Taxation of general insurance: commencement and cessation
An insurance company will generally start trading some time after it receives its FSA permission. If it has been formed to trade with the public it will start to trade on the date on which it first holds itself out to potential customers as being open for business. But if it has been formed for a specific purpose, such as to reinsure, or to accept a transfer of an existing block of business, the date of commencement may coincide with the date on which the company first concludes a contract of insurance, or has the business transferred to it.

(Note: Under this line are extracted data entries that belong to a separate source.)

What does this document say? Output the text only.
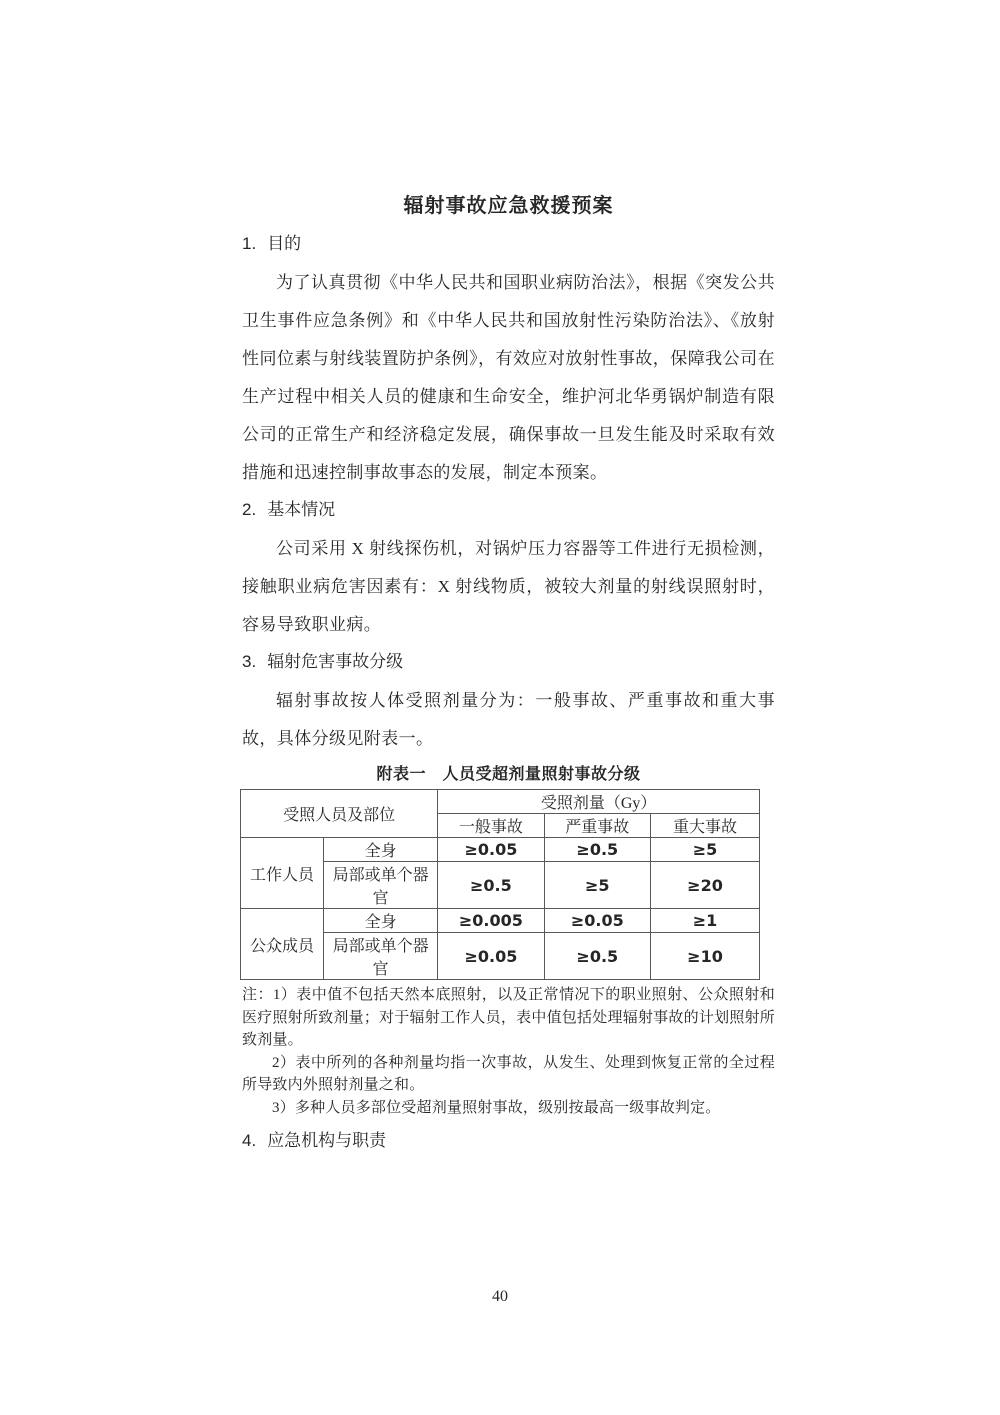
辐射事故应急救援预案
1. 目的

为了认真贯彻《中华人民共和国职业病防治法》，根据《突发公共卫生事件应急条例》和《中华人民共和国放射性污染防治法》、《放射性同位素与射线装置防护条例》，有效应对放射性事故，保障我公司在生产过程中相关人员的健康和生命安全，维护河北华勇锅炉制造有限公司的正常生产和经济稳定发展，确保事故一旦发生能及时采取有效措施和迅速控制事故事态的发展，制定本预案。

2. 基本情况

公司采用 X 射线探伤机，对锅炉压力容器等工件进行无损检测，接触职业病危害因素有：X 射线物质，被较大剂量的射线误照射时，容易导致职业病。

3. 辐射危害事故分级

辐射事故按人体受照剂量分为：一般事故、严重事故和重大事故，具体分级见附表一。

附表一　人员受超剂量照射事故分级
受照人员及部位		受照剂量（Gy）		
		一般事故	严重事故	重大事故
工作人员	全身	≥0.05	≥0.5	≥5
	局部或单个器官	≥0.5	≥5	≥20
公众成员	全身	≥0.005	≥0.05	≥1
	局部或单个器官	≥0.05	≥0.5	≥10

注：1）表中值不包括天然本底照射，以及正常情况下的职业照射、公众照射和医疗照射所致剂量；对于辐射工作人员，表中值包括处理辐射事故的计划照射所致剂量。

2）表中所列的各种剂量均指一次事故，从发生、处理到恢复正常的全过程所导致内外照射剂量之和。

3）多种人员多部位受超剂量照射事故，级别按最高一级事故判定。

4. 应急机构与职责
40
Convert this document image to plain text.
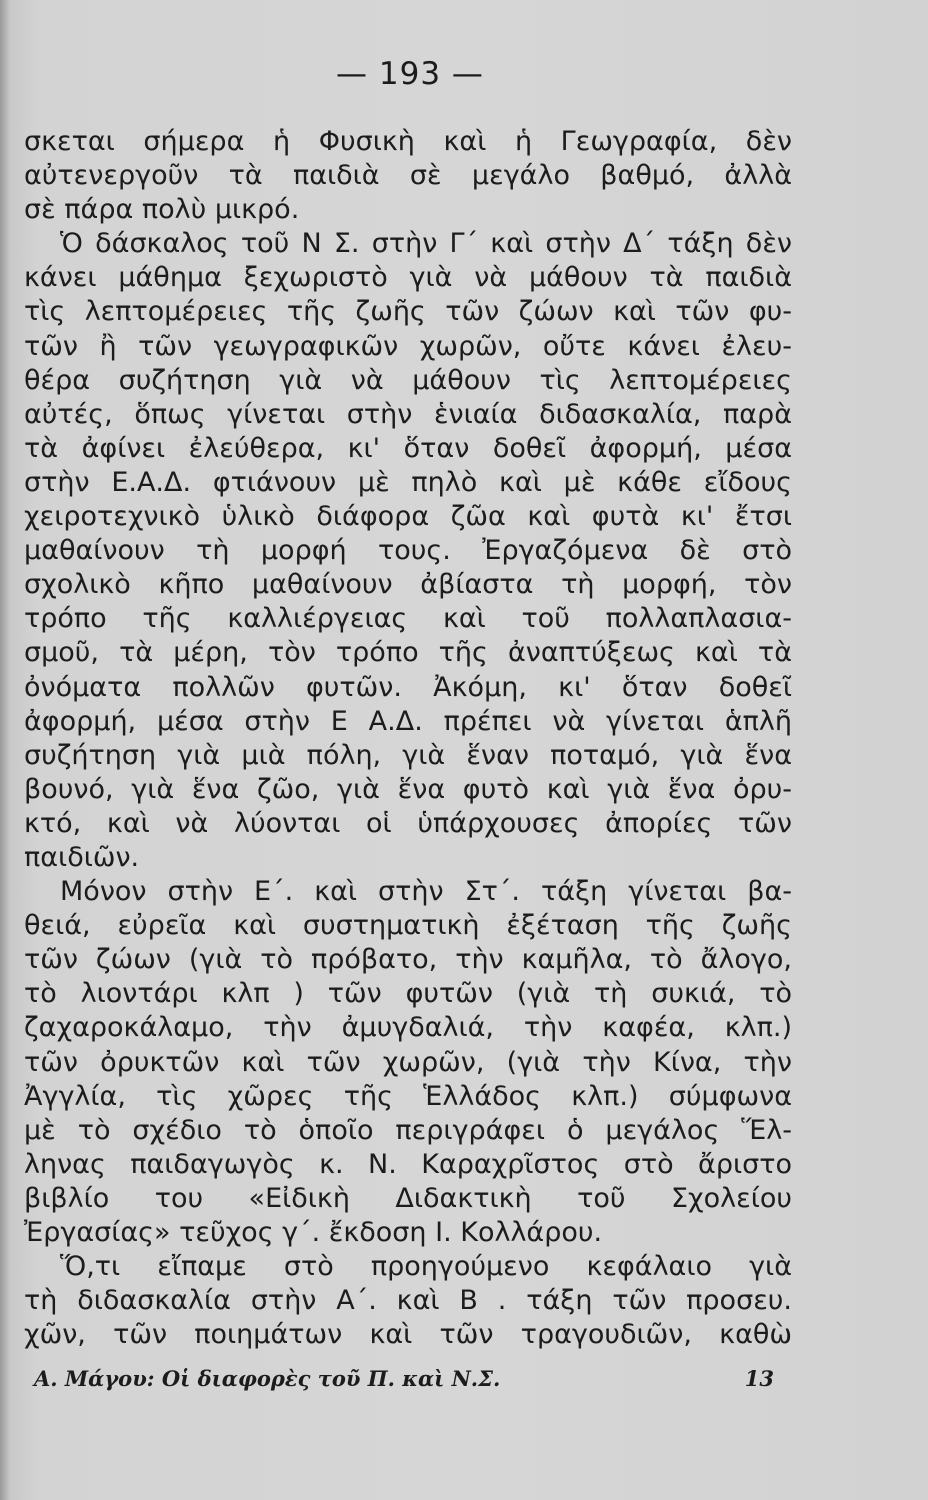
— 193 —
σκεται σήμερα ἡ Φυσικὴ καὶ ἡ Γεωγραφία, δὲν
αὐτενεργοῦν τὰ παιδιὰ σὲ μεγάλο βαθμό, ἀλλὰ
σὲ πάρα πολὺ μικρό.
Ὁ δάσκαλος τοῦ Ν Σ. στὴν Γ΄ καὶ στὴν Δ΄ τάξη δὲν
κάνει μάθημα ξεχωριστὸ γιὰ νὰ μάθουν τὰ παιδιὰ
τὶς λεπτομέρειες τῆς ζωῆς τῶν ζώων καὶ τῶν φυ-
τῶν ἢ τῶν γεωγραφικῶν χωρῶν, οὔτε κάνει ἐλευ-
θέρα συζήτηση γιὰ νὰ μάθουν τὶς λεπτομέρειες
αὐτές, ὅπως γίνεται στὴν ἑνιαία διδασκαλία, παρὰ
τὰ ἀφίνει ἐλεύθερα, κι' ὅταν δοθεῖ ἀφορμή, μέσα
στὴν Ε.Α.Δ. φτιάνουν μὲ πηλὸ καὶ μὲ κάθε εἴδους
χειροτεχνικὸ ὑλικὸ διάφορα ζῶα καὶ φυτὰ κι' ἔτσι
μαθαίνουν τὴ μορφή τους. Ἐργαζόμενα δὲ στὸ
σχολικὸ κῆπο μαθαίνουν ἀβίαστα τὴ μορφή, τὸν
τρόπο τῆς καλλιέργειας καὶ τοῦ πολλαπλασια-
σμοῦ, τὰ μέρη, τὸν τρόπο τῆς ἀναπτύξεως καὶ τὰ
ὀνόματα πολλῶν φυτῶν. Ἀκόμη, κι' ὅταν δοθεῖ
ἀφορμή, μέσα στὴν Ε Α.Δ. πρέπει νὰ γίνεται ἁπλῆ
συζήτηση γιὰ μιὰ πόλη, γιὰ ἕναν ποταμό, γιὰ ἕνα
βουνό, γιὰ ἕνα ζῶο, γιὰ ἕνα φυτὸ καὶ γιὰ ἕνα ὀρυ-
κτό, καὶ νὰ λύονται οἱ ὑπάρχουσες ἀπορίες τῶν
παιδιῶν.
Μόνον στὴν Ε΄. καὶ στὴν Στ΄. τάξη γίνεται βα-
θειά, εὐρεῖα καὶ συστηματικὴ ἐξέταση τῆς ζωῆς
τῶν ζώων (γιὰ τὸ πρόβατο, τὴν καμῆλα, τὸ ἄλογο,
τὸ λιοντάρι κλπ ) τῶν φυτῶν (γιὰ τὴ συκιά, τὸ
ζαχαροκάλαμο, τὴν ἀμυγδαλιά, τὴν καφέα, κλπ.)
τῶν ὀρυκτῶν καὶ τῶν χωρῶν, (γιὰ τὴν Κίνα, τὴν
Ἀγγλία, τὶς χῶρες τῆς Ἑλλάδος κλπ.) σύμφωνα
μὲ τὸ σχέδιο τὸ ὁποῖο περιγράφει ὁ μεγάλος Ἕλ-
ληνας παιδαγωγὸς κ. Ν. Καραχρῖστος στὸ ἄριστο
βιβλίο του «Εἰδικὴ Διδακτικὴ τοῦ Σχολείου
Ἐργασίας» τεῦχος γ΄. ἔκδοση Ι. Κολλάρου.
Ὅ,τι εἴπαμε στὸ προηγούμενο κεφάλαιο γιὰ
τὴ διδασκαλία στὴν Α΄. καὶ Β . τάξη τῶν προσευ.
χῶν, τῶν ποιημάτων καὶ τῶν τραγουδιῶν, καθὼ
Α. Μάγου: Οἱ διαφορὲς τοῦ Π. καὶ Ν.Σ.	13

The business of an insurance company is recognised in the Regulated Activities Order SI2001/544 as involving both the effecting and carrying out of contracts of insurance, so the principle that the trade ceases when the trader stops accepting new business (‘shuts up shop’) does not apply. The negotiation and settlement of claims is an integral part of the trade of insurance. Case law also supports this view - see for example Stewart v Oriental Fire and Marine Insurance Company Ltd Lloyd’s Law Reports  vol.2 p.109 and Scher v Policyholders Protection Board  All ER 407.
A company may therefore be treated as continuing to trade for so long as it maintains its business structure, continues to manage its portfolio of investments and negotiates and settles claims in the ordinary way. An insurer may apply to the FSA for a variation of its permission to carry on insurance business to remove the activity of effecting contracts of insurance from its permission, thus restricting its activities to carrying out insurance contracts to enable it to run off its remaining liabilities. This may be evidence of intention to cease trading at some future time, but is not, of itself, evidence of cessation. On the other hand the cancellation of an insurer’s permission will amount to a cessation. The FSA will not, however, cancel an insurer’s permission until all its insurance liabilities have been discharged. See SUP6 in the Supervision sourcebook within the FSA Handbook.
Reinsurance of the tail of the business will not, in itself, affect the status of the insurer as there is no privity of contract between the reinsurer and the original insured persons, and the insurer remains liable in full under the terms of the contracts entered into. However, the arrangement of such reinsurance - especially within a group - may coincide with, or be a preliminary to, the dismantling of the company’s business structure and the disposal of its investments and may signal true cessation.
The activities of a branch of an overseas insurer may be replaced by similar activities undertaken by a UK resident subsidiary but the branch may continue to run off existing business. In such circumstances, branch losses will normally continue to be available to the branch and cannot be transferred to the subsidiary under the provisions of ICTA88/S343 (see GIM4220).
GIM4210 deals with businesses in run-off.